The secret of Orange Theory Programming
Take advantage to two large calorie burning equipment (rowers and treadmills) and pit the clients against each other by publicly displaying their heart rate. The desire to win or the fear of shame for losing, helps motivate clients to work harder. Running on a treadmill at Orange Theory doesn’t burn more calories than running outside. Shocker. To break up some of the monotony of rowing and running Orange Theory peppers in some light weight functional training. The functional training would be a nice benefit if there were sufficiently trained coaches and adequate supervision (which there is not.) To minimize some of the risk, Orange Theory favors equipment that is generally easier to use (Bosu, TRX, and dumbbells.)
As compared to equipment like barbells and kettle bells, the TRX, Bosu, and Dumbbells are easier. Nonetheless improper technique and especially improper balancing of programming will cause injury. Like CrossFit, Orange Theory cannot balance their clients training, and thus their client get injured. In addition, because their are many clients for one trainer, trainers cannot make corrections fast enough to prevent injury.

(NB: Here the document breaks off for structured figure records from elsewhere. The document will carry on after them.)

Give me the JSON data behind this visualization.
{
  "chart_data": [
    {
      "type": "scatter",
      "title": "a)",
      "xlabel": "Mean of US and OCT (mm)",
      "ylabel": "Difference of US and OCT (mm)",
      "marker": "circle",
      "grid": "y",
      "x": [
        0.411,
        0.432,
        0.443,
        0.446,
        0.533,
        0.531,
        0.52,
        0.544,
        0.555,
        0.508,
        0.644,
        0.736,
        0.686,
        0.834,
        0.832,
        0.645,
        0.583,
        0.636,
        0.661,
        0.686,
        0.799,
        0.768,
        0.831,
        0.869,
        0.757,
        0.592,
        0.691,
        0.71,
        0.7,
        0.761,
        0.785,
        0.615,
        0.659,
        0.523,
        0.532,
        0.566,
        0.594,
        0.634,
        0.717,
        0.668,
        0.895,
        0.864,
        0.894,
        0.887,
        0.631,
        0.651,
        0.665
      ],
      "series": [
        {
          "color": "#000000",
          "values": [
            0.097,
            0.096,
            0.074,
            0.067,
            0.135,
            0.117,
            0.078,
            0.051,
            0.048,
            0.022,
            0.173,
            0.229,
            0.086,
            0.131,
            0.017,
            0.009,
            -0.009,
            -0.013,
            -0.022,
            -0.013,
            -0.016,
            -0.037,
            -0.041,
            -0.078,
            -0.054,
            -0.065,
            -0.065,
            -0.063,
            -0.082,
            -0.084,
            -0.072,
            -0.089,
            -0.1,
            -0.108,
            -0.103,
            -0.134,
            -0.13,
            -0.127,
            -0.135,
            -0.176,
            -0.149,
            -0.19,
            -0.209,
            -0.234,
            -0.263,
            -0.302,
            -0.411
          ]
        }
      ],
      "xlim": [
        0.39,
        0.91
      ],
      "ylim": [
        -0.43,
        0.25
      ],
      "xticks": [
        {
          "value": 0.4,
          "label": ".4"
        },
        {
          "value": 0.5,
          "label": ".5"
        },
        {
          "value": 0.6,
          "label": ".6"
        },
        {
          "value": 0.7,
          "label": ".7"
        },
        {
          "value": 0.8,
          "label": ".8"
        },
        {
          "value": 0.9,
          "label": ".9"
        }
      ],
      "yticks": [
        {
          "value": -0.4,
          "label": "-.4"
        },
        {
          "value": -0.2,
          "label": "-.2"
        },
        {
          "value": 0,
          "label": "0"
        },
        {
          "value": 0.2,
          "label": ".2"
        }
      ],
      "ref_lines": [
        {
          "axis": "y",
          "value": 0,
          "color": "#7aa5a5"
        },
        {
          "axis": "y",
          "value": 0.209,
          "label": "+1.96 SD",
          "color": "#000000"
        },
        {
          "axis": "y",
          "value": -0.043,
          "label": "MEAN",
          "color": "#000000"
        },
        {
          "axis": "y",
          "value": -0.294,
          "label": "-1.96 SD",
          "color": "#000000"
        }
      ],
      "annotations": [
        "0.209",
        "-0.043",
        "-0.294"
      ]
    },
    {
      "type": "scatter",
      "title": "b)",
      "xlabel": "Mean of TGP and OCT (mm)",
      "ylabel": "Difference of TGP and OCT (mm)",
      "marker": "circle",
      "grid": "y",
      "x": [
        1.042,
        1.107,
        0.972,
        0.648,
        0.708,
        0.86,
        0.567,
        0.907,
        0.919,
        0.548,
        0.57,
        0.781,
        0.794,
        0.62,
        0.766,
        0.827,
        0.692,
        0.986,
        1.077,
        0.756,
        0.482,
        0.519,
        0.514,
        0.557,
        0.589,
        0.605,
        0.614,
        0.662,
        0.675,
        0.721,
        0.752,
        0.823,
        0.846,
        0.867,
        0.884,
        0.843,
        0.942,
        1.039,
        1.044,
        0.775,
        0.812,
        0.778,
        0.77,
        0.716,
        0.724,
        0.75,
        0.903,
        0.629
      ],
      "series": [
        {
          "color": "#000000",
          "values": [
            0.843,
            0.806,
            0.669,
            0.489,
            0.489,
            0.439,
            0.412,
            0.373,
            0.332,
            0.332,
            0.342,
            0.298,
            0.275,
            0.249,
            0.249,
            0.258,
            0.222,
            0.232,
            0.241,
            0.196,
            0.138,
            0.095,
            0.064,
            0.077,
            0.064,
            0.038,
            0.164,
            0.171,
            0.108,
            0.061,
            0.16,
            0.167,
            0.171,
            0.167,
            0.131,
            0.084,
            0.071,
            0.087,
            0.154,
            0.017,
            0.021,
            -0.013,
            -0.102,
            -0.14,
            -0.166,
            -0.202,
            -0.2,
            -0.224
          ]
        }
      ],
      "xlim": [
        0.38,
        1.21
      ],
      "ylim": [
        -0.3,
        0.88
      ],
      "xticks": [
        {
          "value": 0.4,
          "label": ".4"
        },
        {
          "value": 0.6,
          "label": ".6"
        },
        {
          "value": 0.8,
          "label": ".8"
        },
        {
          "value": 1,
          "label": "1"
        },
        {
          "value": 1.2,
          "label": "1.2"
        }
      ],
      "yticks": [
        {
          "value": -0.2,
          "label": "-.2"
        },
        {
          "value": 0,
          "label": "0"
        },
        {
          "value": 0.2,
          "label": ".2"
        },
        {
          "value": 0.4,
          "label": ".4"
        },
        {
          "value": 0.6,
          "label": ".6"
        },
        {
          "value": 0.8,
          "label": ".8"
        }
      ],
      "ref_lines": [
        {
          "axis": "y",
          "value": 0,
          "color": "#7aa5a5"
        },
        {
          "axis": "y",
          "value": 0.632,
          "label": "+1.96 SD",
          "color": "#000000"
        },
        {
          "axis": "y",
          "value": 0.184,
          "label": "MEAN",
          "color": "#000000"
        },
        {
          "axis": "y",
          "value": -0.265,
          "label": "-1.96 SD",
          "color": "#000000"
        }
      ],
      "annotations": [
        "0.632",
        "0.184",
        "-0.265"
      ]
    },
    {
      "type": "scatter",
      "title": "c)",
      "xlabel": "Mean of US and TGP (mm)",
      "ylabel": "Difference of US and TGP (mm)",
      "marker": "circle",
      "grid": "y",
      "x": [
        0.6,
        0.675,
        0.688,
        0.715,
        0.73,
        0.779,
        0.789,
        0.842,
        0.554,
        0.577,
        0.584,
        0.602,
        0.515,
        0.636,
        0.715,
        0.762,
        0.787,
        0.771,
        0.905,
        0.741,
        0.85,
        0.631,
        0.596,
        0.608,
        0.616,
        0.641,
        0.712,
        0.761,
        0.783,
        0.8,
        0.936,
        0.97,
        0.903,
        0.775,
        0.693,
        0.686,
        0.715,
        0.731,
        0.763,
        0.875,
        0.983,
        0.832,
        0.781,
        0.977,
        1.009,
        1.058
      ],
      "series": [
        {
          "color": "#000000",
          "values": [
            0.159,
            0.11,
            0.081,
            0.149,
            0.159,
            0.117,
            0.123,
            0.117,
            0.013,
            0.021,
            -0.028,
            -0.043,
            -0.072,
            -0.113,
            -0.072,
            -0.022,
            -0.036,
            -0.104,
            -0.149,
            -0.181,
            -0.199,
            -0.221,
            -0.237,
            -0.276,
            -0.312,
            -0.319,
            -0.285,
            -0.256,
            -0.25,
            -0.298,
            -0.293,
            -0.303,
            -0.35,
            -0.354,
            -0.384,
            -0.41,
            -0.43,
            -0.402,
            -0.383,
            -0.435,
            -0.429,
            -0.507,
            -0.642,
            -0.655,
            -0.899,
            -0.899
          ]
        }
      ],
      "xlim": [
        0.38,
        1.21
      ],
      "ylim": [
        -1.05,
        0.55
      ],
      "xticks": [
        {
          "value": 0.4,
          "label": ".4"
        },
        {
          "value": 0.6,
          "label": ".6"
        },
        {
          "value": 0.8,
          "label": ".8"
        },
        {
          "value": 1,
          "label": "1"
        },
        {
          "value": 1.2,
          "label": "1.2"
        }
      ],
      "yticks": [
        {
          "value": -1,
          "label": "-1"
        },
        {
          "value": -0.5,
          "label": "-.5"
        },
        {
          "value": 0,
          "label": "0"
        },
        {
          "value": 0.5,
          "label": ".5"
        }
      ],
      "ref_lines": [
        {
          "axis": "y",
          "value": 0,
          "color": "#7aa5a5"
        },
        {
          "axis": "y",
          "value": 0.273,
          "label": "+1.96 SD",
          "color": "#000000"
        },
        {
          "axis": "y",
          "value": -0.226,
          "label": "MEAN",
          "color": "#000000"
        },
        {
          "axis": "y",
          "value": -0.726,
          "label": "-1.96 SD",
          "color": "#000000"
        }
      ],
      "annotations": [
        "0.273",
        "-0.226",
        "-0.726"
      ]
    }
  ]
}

Neither company puts out bad coaches. In fact, how good the coaches are is more of a function of the individual’s coach’s commitment to learn than the brand itself. The Group model is a result of financial pressure the American public puts on these businesses to provide personal training programming at $10-$25/session. I have trained thousands of clients. I can honestly say that I cannot reliably watch more than 3 clients at one time. So when companies like Orange Theory ask their coaches to watch 20 clients at one time, they know it’s likely to create an environment that can cause injury for lack of supervision. In an ideal world, their clients would knowingly assume that risk when they start the program. Ideally more, each client would be assessed to see if this style of programming is safe for them. Sadly, financial pressure to obtain clients and lack of knowledge on how to safely screen clients creates a situation where every client is welcome — even those are at high-risk to get injured.
So Why Isn’t There more Semi-Private Training?
Cost mostly. Group training rates go from $10-$25 per session. With cancellation rates at about 50% for most classes, having 1.5 client per session yields a revenue per session of $20-$25 per session. If it costs $20-$25 just to pay to coach for the session (not including overhead), a gym cannot make money with semi-private training at the $10-$25 price point. Sand and Steel charges $60/session for Semi-Private Training for this reason.
Is Personal Training Better than Semi-Private Training?
In general: Yes — when you compare improvement per session, and No — when you compare improvement per dollar. However, if you have any injuries or imbalances than personal training is far superior. How can you tell if you have imbalances? Simple: get an FMS/YBT screen.
So what Model Does Sand & Steel Use?
Sand & Steel has 40 different programs. One of them emulates Orange Theory’s programming style, while the other emulates CrossFit style. The other 38 programs cover the remaining 95% of the population who needs a more customized programming option. We use our Fitness Performance Benchmark to place you into the appropriate program.